Вообще, архитектор Душкин построил еще много чего замечательного, но “Маяковская” — несомненный шедевр. Самое интересное — то, что я про себя называю “уровнем воды”: на всех колоннах на высоте примерно метр семьдесят от пола (на уровне глаз) идет поясок. Пояски сливаются, образуя линию горизонта, и ты видишь, что творится не только сверху от нее, но и снизу, как будто вещи стали прозрачными. Такая вот нездешняя начертательная геометрия.
Кстати, внучка Душкина преподавала мне в институте историю архитектуры.
Помнится, Пелевин писал про “подземное небо”. Несомненно, на “Маяковской” — настоящее довоенное небо. Пассажиры наземных поездов следят за происходящим из окон и видят длинную горизонтальную картину. Посетителям станции предлагаются круглые окна сверху, и каждое из 33 окон открыто в другое пространство. Поэтому созерцать Маяковскую следует так: спустившись по эскалатору вниз, встать на осевую линию станции и медленно идти вперед, время от времени запрокидывая голову. В метро обычно толкаются, но я заметил, что, если идти подобным образом, тебя почему-то уважительно обходят. Да, идти, запрокидывая голову. И заглядывать поочередно в каждое окно.
Скоро будет построен второй выход, торцевая стена станции исчезнет, появятся эскалаторы, и это самое спокойное место в Москве превратится в еще один муравейник. Дело в том, что в последнем окне — апельсины. Как на них смотреть в толпе?
Замечательная штука — масштаб. “Семеновская” давит по-египетски, “Комсомольская” кольцевая превращает человека в плевок, “Красносельская” создает физическое ощущение неуюта. “Маяковская” декларирует гармонию; пространства ровно столько, сколько надо. Сколько, собственно, его надо?

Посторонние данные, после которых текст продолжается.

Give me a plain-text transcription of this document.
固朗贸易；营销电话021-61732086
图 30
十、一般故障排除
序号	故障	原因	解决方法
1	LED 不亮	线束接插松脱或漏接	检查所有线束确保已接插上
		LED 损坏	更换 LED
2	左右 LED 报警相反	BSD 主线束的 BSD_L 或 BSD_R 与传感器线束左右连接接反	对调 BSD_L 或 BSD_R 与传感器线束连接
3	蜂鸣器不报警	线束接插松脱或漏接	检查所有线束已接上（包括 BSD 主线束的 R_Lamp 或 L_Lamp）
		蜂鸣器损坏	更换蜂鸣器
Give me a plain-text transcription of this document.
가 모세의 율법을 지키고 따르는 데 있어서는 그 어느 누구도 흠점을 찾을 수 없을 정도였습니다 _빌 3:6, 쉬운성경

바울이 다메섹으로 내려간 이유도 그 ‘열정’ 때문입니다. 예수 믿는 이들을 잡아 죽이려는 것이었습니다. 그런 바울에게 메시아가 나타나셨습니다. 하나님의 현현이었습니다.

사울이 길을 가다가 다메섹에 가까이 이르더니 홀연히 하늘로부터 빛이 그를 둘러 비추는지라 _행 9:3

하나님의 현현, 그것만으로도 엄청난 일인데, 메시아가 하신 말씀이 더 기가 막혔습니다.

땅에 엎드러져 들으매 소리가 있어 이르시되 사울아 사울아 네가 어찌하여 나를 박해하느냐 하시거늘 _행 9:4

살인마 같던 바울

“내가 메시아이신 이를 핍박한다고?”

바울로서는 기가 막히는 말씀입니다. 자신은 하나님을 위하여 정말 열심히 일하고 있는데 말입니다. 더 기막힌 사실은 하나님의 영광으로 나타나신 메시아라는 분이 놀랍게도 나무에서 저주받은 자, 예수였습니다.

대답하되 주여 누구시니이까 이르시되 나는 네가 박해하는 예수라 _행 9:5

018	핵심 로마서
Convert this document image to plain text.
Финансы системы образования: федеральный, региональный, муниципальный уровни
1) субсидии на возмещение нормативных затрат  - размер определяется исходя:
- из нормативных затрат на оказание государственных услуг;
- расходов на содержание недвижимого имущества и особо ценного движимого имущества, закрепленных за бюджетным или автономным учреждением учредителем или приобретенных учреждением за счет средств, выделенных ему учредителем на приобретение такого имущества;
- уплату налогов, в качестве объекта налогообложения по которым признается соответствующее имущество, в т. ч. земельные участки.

Никто не знает, но все видят, когда его много или мало. Советский архитектор Буров заметил, что если зодчий желает, чтобы живущий в доме человек почувствовал себя сукиным сыном, надо всего-то сделать лестничные ступени высотой 12 сантиметров. Это как по шпалам ходить, ха-ха. А у Парфенона высота ступенек — 18 сантиметров, человеку сложно, он пришел в гости к необычайно высокому богу.
Дейнека тоже хорош. Я узнал недавно, что его голые мальчики — будущие летчики — украшают “Арбат-Престиж” на “Соколе”. Такое вот интересное продолжение темы на северо-запад от “Маяковской”, как раз в сторону “Речного вокзала”, построенного чекистами тогда еще нетрадиционной ориентации. Это сильная тема тридцатых годов — будущее небо; люди ведь действительно смотрят на него только тогда, когда там есть что-то стоящее: воздушный парад там или высокая сосна, линия высоковольтной передачи, идеальная для планерного спорта ветреная пустота восточного Крыма. Вот и смотрите себе по дороге на работу. Небо играет с расстояниями; для запрокинувшего голову — что огромный ТБ-3, что маленький хищный моноплан — одинаково удаленные кусочки свободы, некие символы вне идеологии и времени.
Красивая сказка, которую не надо переписывать. Это когда Иван Билибин вернулся в СССР, Гознаку пришлось вымарывать все свастики-солнцевороты из орнаментов его ранних работ. То ли дело Дейнека.
Мне не мешает даже собственно бюст Маяковского, как раз под апельсинами. Это ведь его детское небо, там, в Багдади; именно перед этим небом он, будучи почти бронзовым, чувствовал себя в долгу.
1) Николай Звягинцев родился в 1967 году. Живет в Москве. Окончил Московский архитектурный институт. Занимается графическим дизайном в сфере рекламы. С начала 1990-х — участник крымско-московской поэтической группы “Полуостров” (другие участники – Андрей Поляков, Игорь Сид, Михаил Лаптев, Мария Максимова). Книги стихотворений: “Спинка пьющего из лужи” (М., 1993), “Законная область притворства” (М., 1996), “Крым НЗ” (М., 2001). Стихотворение “Маяковская—3” впервые опубликовано в альманахе “Авторник” (Вып. 10. М., 2003).